Im currently working with some time series data and have ran a number of tests, presuming the need of a VAR or VECM for an optimal forecast.

However, upon going back to basics I noticed that the appropriate univariate models for the variables interested in are ARIMA(1,2,0) and ARIMA(1,1,0).

The reason why this is of interest to me is because there is no MA component in each of these models, only the process's previous values are influencing the determination of the DGP.

If a DGP is ARIMA(P,D,0) does that imply no other external variables affect this process?

• Can you explain why "no MA component" would suggest that no other variable is influencing the process? Either way, the answer is no: the fact that a process has a certain marginal distribution has no bearing on its joint distribution with any other process. Take two white noise processes with errors highly correlated at the same time across series. They are both ARIMA(0,0,0) but they are highly related. – Chris Haug Dec 1 '17 at 19:30
• @ChrisHaug edited the question – EconJohn Dec 1 '17 at 21:09
• @ChrisHaug Can you elaborate on how the white noise process, rejects the idea I suggested? i.e how an MA component suggests that there are other variables at play. – EconJohn Dec 3 '17 at 4:51

If we interpret your claim as "if an ARIMA process has no MA part, then it is independent of every other stochastic process", the answer is decidedly no. As I said above, just take two correlated white noise processes:

$$Y_t = \eta_t$$ $$X_t = \varepsilon_t$$ $$\text{corr}(\eta_t,\varepsilon_t) = \rho$$

The two processes will be more or less correlated depending on $\rho$. So, you have an ARIMA(0,0,0) process $Y_t$, but there exists another process related to it, $X_t$. Fundamentally, if you observe only $Y_t$, it is impossible to reject the existence of a related process $X_t$.

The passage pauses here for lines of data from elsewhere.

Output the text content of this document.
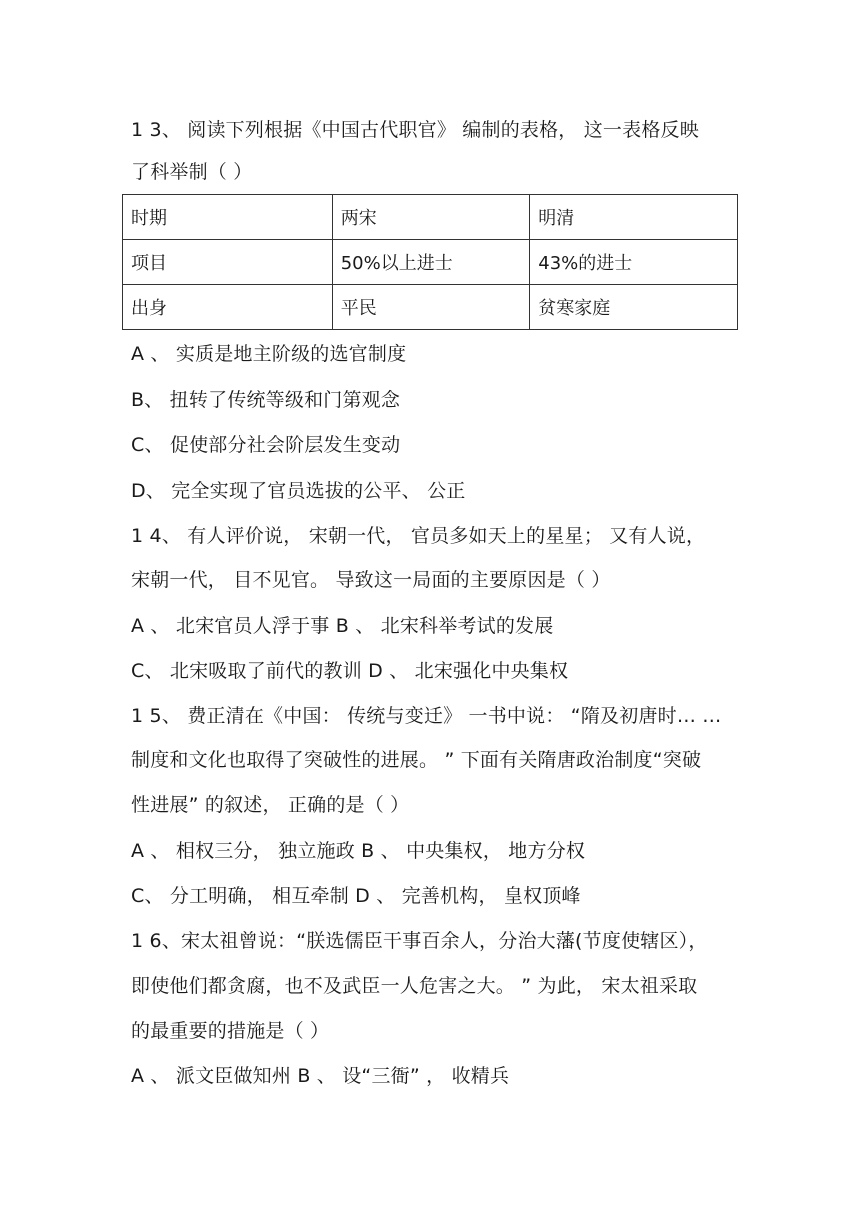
1 3、 阅读下列根据《中国古代职官》 编制的表格， 这一表格反映
了科举制（ ）
时期	两宋	明清
项目	50%以上进士	43%的进士
出身	平民	贫寒家庭
A 、 实质是地主阶级的选官制度
B、 扭转了传统等级和门第观念
C、 促使部分社会阶层发生变动
D、 完全实现了官员选拔的公平、 公正
1 4、 有人评价说， 宋朝一代， 官员多如天上的星星； 又有人说，
宋朝一代， 目不见官。 导致这一局面的主要原因是（ ）
A 、 北宋官员人浮于事 B 、 北宋科举考试的发展
C、 北宋吸取了前代的教训 D 、 北宋强化中央集权
1 5、 费正清在《中国： 传统与变迁》 一书中说： “隋及初唐时… …
制度和文化也取得了突破性的进展。 ” 下面有关隋唐政治制度“突破
性进展” 的叙述， 正确的是（ ）
A 、 相权三分， 独立施政 B 、 中央集权， 地方分权
C、 分工明确， 相互牵制 D 、 完善机构， 皇权顶峰
1 6、宋太祖曾说：“朕选儒臣干事百余人，分治大藩(节度使辖区），
即使他们都贪腐，也不及武臣一人危害之大。 ” 为此， 宋太祖采取
的最重要的措施是（ ）
A 、 派文臣做知州 B 、 设“三衙” ， 收精兵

However, it sounds like your real question is closer to: "if I have found evidence that, marginally, my time series are well-modeled by an ARIMA process with no MA part, should I not bother using VAR/VECM?". The answer is also no, for the following reasons:

1. As I said above, there is no theoretical basis for this.
2. Since your goal is forecasting, you should be looking at out-of-sample forecast performance, not in-sample goodness of fit.
3. Most importantly, the fact that a univariate model fits a specific series well is a fact about its own distribution only. It says absolutely nothing about its relationship to other series.

you say " no MA component in each of these models, which would imply that some other variable is influencing this process." I say that a all ar structures can be re-presented as ma structures thus there is no magic (i.e. suggesting the proof that lurking/external/exogenous variables exist ) and have to be found. Where is your citation that an ma components suggests an unused series ? All ARIMA structure suggests that ....